Out of the Past: Skidoo

[Originally published in Movietone News 64-65, March 1980]

Otto Preminger’s stabs at comedy are few, and none got more lethal notices than this one. The public stayed away and even Preminger’s customary apologists avoided it. Gerald Pratley’s book on the director doesn’t actually make much of a case for it, just hints that the film is, you know, not really all that, well, bad, not really. The only person I know of who’ll concede that the film generates a certain amount of interest is Jonathan Rosenbaum, a critic who, for all his insight and scholarship, has not infrequently sent me clambering up the nearest wall. So when I saw the film recently, it was a surprise when it turned out to be an enjoyable curiosity.

It’s not exactly hilarious, I grant you; it fascinates rather than convulses. The screenwriter of record is Doran William Cannon, later of the even more bizarre, but absolutely splendid, Brewster McCloud. That film was, we have since learned, rewritten top-to-tail by the uncredited Brian McKay and, according to Pratley, this one had some last-minute rewrites from Elliot Baker, author of the highly enjoyable novel A Fine Madness and a few less enjoyable films.
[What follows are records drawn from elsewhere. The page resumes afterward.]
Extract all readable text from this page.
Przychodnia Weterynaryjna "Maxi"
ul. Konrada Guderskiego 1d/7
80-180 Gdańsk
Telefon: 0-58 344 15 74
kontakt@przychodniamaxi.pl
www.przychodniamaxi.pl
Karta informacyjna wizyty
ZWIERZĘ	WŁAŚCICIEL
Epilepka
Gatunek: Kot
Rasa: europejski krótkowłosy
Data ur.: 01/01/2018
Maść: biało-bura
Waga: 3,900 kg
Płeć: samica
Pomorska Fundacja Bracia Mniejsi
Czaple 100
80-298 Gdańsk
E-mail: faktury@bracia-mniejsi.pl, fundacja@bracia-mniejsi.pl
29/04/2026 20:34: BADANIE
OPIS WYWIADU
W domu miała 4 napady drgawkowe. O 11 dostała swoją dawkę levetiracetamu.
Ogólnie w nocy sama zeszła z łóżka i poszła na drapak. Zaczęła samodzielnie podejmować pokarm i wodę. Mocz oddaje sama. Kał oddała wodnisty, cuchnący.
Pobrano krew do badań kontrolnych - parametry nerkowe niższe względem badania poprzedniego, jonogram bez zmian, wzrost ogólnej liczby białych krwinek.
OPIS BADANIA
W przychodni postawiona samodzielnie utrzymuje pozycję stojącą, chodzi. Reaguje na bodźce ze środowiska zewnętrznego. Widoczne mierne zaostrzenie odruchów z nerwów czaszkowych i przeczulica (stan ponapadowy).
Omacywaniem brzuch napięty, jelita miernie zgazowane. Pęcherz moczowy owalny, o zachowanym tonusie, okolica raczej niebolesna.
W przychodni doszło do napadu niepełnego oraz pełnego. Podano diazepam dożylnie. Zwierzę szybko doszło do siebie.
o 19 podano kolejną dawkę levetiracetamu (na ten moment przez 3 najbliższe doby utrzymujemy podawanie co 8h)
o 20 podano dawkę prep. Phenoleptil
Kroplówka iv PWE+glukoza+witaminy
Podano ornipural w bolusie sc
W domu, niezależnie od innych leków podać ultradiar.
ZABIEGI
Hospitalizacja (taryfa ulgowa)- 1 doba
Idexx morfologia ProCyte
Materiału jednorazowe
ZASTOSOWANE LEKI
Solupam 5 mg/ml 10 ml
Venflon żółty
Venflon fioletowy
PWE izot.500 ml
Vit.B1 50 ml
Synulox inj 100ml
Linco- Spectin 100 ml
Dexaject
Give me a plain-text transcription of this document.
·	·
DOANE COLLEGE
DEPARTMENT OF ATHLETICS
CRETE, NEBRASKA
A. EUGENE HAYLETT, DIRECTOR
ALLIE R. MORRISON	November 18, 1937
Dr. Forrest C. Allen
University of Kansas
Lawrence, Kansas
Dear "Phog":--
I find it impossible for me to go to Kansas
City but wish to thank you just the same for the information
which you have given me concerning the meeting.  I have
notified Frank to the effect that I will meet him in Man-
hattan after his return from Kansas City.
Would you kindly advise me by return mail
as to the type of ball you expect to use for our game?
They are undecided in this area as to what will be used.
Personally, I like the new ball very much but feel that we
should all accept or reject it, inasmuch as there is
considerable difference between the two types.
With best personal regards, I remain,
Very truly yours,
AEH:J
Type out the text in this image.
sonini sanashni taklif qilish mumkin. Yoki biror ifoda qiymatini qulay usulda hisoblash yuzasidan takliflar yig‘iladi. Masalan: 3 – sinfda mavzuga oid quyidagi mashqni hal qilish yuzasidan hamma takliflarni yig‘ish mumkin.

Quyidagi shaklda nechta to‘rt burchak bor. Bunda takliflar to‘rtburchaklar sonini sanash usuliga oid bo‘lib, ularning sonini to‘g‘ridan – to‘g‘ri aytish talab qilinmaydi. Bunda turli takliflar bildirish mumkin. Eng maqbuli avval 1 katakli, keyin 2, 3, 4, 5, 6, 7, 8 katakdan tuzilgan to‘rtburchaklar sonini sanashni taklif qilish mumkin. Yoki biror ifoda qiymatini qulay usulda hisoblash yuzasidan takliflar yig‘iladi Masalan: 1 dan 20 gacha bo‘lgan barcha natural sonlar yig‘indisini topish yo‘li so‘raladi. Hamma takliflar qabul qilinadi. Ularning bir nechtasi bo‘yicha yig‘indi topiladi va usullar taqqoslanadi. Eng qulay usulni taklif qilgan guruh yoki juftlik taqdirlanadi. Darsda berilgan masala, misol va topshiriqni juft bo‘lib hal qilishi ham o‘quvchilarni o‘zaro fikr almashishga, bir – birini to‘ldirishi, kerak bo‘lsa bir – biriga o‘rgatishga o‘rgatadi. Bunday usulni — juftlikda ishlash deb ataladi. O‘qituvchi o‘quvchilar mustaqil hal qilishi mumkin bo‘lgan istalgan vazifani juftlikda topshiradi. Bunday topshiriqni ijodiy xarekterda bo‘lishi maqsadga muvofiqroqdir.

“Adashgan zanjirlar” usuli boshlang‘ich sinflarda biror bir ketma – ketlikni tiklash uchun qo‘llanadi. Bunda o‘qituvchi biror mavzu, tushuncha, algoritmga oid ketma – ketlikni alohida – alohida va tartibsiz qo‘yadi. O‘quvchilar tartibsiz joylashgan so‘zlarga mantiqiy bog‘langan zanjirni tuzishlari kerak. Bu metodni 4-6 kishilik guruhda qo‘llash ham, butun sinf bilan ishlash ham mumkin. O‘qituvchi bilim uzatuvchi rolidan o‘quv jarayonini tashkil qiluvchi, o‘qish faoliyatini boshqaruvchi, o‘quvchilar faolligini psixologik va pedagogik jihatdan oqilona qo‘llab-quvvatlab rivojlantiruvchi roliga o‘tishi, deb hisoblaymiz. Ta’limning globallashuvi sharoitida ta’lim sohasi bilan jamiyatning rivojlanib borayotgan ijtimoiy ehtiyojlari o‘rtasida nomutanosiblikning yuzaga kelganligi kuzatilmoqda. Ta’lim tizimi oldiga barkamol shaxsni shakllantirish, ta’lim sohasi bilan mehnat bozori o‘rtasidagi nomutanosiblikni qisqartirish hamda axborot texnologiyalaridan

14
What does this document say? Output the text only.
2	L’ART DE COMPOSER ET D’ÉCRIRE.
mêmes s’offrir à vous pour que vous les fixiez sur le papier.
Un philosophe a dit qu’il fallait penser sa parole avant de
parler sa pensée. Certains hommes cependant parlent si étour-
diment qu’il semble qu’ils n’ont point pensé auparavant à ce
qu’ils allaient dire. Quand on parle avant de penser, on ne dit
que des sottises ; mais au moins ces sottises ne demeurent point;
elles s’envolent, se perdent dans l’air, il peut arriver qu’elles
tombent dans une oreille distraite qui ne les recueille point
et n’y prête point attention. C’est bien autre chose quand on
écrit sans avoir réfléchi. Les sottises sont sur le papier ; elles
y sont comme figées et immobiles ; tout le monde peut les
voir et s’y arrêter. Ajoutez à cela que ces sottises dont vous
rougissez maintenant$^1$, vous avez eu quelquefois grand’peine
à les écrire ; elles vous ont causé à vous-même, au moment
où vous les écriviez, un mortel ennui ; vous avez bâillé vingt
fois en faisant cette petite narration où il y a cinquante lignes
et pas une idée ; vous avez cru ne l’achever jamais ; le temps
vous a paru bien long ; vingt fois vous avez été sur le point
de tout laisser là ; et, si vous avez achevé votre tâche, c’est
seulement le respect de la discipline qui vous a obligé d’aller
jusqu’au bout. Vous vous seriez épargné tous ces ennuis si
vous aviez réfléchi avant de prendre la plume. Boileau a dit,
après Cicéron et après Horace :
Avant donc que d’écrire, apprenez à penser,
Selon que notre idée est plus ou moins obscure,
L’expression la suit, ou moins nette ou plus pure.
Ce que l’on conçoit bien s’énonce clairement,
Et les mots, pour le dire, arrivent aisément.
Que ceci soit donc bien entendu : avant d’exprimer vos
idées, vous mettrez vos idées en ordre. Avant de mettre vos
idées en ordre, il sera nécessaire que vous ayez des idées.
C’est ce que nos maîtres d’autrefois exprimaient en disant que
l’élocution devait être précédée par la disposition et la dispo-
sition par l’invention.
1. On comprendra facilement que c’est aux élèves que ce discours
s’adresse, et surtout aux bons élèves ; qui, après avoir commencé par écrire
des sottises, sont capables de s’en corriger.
Cannon doesn’t seem to have much luck. The only other movie I know him to have worked on is one I haven’t seen, an odd-sounding 1973 item called Hex, from a story by Cannon and Vernon Zimmerman (director of The Unholy Rollers). It could be, quite simply, that Cannon is a terrible writer who occasionally has grabby ideas. Certainly Skidoo is far more intriguing on a level of mise-en-scene than on levels of dialogue, jokes or plot. But Preminger’s direction is pretty interesting and also uncharacteristically flamboyant. As a result, I prefer this weirdo movie, for all its clear faults, to other, generally more-discussed Preminger efforts; amongst his critical flops, it’s less interesting than the excellent Saint Joan, but ahead of The Human Factor or Hurry Sundown or The Court-Martial of Billy Mitchell. I also prefer it to at least one of his critical successes, the initially absorbing but finally very disappointing Bunny Lake Is Missing.